# Self-Catering Apartment on Hotel Grounds



## mozzer (3 Jan 2011)

Hi,

I'm looking to book a week away in April/May.  I need to have separate living room and 2 bed rooms but be close to a hotel to take adavantage of bar and leisure facilities.

Doesn't have to be 5 star, but would need to be comfortable and close to a good shopping town.

Final thing is, we'll have a 3 year old with us, so activities for kids would be essential.

Would consider anywhere in the country but it would be ideal if it was close to a beach.

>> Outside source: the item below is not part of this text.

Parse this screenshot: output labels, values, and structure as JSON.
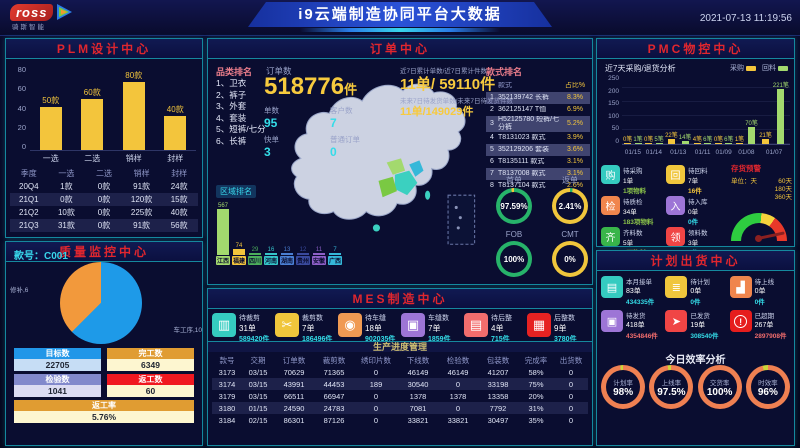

Any advice would be very gratefully received.

Regards,

Mozzer


----------



## pj111 (3 Jan 2011)

I can thoughly recommend the Ashwood Apartments in the grounds of Mill Park Hotel in Donegal. - ashwooddonegal.com or millparkhotel.com for further details. Apartments are fully equipped, tv, dvd, microwave, washer dryer and they can provide high chairs etc if you need them. Couches are leather so no issue with thrashing the apartment. Access to hotel and leisure centre which has swimming pool. They will also organise a babysitter as well. 10 minutes walk from Donegal town. Two other great hotels nearby, Solis Lough Eske Hotel and Harveys Point and one of the countrys best restaurants up the road at St. Johns Point, Castlemurray House.


----------



## guzzler (5 Jan 2011)

+1 for Ashwood Apartment

Went there this summer for a week and Tina had everything perfect, dvds and books left outside the apartment for all to share. Tv with a dvd player in the kids room, so going to bed early no problem. Mill Park leisure facilities were great. Even though we are only 70 miles down the road, going again next year. La Bella Donna , lovely restaurant, Donegal town could do with more of these facilities but all good as Ashwood.


----------



## tosullivan (9 Jan 2011)

Blarney park resort or fota wildlife both near cork city


----------



## huskerdu (12 Jan 2011)

We stayed in a house in the grounds of the Quality Hotel in Youghal a few years ago.
I would recommend it. They also have apartments,


----------



## Shannon81 (13 Jan 2011)

mount wolsley(not sure if its spelt right) in tullow


----------



## okk (14 Jan 2011)

I would also recommend Mount Wolseley, lovely grounds, playground , swimming pool ,gym,golf and spa.Stayed there with family in selfcatering lodges.


----------



## Newbie! (14 Jan 2011)

Waterford Castle is beautiful and the houses are absolutely fabulous. They also do fantastic deals. Not specifically near a beach but beautiful coastal areas nearby. I thoroughly enjoyed my stay there. 
http://www.waterfordcastle.com/holidayhomes/photo-gallery.asp


----------